Mundaring furniture designer Jack Flanagan, whose work is regularly exhibited in Melbourne, London and Perth, won the prestigious $9,000 Robert Juniper Award for the Arts, and visual artist Cherie Tucker received the Bob and Trish Juniper Art Prize of $1,000. The awards were presented at a ceremony in Mundaring on January 31.
Growing up in the Perth Hills, Jack Flanagan initially studied engineering (he was motor racing at the time), but his fascination for the way things worked prompted him to switch to industrial design and he graduated in 2012 from Perth’s Central Institute of Technology. ‘I started off designing hospital equipment and then moved on to designing furniture for a company in Fremantle,’ Jack said.
In his Mundaring studio, he enjoys using traditional techniques like wood turning and sand casting, and admires the skills of the artisans of old: ‘I’ve always liked the idea of a piece of furniture being valued by a family and passed down the generations because it’s strong enough to last for years.’
Jack is equally at home exploiting the benefits of state-of-the-art materials and technology and is currently working on a range of tables and chairs, which he hopes to exhibit in Copenhagen next year. His award is timely as it will help meet the costs involved in the design, prototyping, materials, marketing and freight of his new range to Europe.

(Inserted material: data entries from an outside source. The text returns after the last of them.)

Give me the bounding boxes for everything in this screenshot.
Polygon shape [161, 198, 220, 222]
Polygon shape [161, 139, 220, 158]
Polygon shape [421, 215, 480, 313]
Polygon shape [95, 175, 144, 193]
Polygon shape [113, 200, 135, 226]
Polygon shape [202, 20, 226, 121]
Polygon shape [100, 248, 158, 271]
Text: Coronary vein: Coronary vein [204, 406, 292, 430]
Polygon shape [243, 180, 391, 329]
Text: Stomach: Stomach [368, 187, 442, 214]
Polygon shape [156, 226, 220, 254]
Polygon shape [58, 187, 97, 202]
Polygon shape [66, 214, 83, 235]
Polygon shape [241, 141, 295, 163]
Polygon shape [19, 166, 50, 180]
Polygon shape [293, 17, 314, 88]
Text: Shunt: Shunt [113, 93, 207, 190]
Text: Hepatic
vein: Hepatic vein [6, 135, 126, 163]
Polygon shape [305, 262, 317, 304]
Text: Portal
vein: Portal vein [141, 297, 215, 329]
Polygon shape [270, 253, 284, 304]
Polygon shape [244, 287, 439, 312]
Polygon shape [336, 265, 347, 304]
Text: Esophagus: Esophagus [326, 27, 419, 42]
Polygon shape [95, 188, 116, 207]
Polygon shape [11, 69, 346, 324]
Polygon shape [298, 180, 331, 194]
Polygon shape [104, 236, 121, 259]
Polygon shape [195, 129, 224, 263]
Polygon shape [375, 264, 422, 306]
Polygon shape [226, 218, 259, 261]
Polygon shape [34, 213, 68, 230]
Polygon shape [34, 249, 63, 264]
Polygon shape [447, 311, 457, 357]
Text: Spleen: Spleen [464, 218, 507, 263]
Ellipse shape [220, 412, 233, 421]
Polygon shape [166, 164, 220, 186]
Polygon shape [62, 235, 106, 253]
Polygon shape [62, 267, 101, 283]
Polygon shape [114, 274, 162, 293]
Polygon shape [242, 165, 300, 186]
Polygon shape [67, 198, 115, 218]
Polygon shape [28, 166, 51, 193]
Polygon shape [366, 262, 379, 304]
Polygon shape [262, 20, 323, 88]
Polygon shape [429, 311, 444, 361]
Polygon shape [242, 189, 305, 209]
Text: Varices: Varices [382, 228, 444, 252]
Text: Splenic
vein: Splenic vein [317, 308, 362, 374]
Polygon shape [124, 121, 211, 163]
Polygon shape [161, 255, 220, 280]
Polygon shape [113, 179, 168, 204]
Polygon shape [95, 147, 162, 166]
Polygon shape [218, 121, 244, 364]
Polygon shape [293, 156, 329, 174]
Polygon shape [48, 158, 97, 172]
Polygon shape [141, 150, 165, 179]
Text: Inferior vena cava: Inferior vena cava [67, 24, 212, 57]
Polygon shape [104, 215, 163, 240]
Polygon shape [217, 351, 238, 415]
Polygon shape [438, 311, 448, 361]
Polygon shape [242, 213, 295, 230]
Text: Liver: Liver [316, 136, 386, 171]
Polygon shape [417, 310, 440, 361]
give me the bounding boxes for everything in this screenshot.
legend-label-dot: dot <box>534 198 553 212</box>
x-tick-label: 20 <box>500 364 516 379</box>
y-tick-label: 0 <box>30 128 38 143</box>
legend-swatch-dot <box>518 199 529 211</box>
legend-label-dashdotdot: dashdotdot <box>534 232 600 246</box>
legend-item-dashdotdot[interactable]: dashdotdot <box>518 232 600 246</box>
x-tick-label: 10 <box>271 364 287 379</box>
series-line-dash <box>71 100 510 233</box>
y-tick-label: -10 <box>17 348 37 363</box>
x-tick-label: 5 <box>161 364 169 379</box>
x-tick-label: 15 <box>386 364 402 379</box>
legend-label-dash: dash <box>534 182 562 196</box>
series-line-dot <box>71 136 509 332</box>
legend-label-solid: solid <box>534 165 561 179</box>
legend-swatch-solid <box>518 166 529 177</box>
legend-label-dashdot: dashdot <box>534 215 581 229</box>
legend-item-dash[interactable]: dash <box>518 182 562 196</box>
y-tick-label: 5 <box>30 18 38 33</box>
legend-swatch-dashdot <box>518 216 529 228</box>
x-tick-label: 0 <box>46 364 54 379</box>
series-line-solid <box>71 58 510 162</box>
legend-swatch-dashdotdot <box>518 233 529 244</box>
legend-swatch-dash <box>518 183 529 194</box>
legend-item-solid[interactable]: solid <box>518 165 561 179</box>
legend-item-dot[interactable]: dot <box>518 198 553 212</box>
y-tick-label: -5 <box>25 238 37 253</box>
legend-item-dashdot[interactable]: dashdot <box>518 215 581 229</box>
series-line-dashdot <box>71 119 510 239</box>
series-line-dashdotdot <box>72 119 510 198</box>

UK-born artist Cherie Tucker, who also grew up in the Shire, has been drawn to art for as long as she can remember. She loved copying the faces in her mother’s magazines, but it wasn’t until Year 7 that she realised she had talent and began taking it seriously. ‘I always loved portraits,’ she said, ‘and I used to do pictures of my friends for their birthdays.’
Graduating from Curtin University with a teaching degree majoring in art, she now teaches art at Swan Christian College.
A fascination with Africa, combined with her love for children have taken Cherie to orphanages in Cambodia and Tanzania, where she met her Kenyan partner. Back home, she donates to children’s charities part of the proceeds from her portraits of the orphans she worked with. She paints from photos rather than life – ‘because I enjoy the challenge of capturing a moment in time’.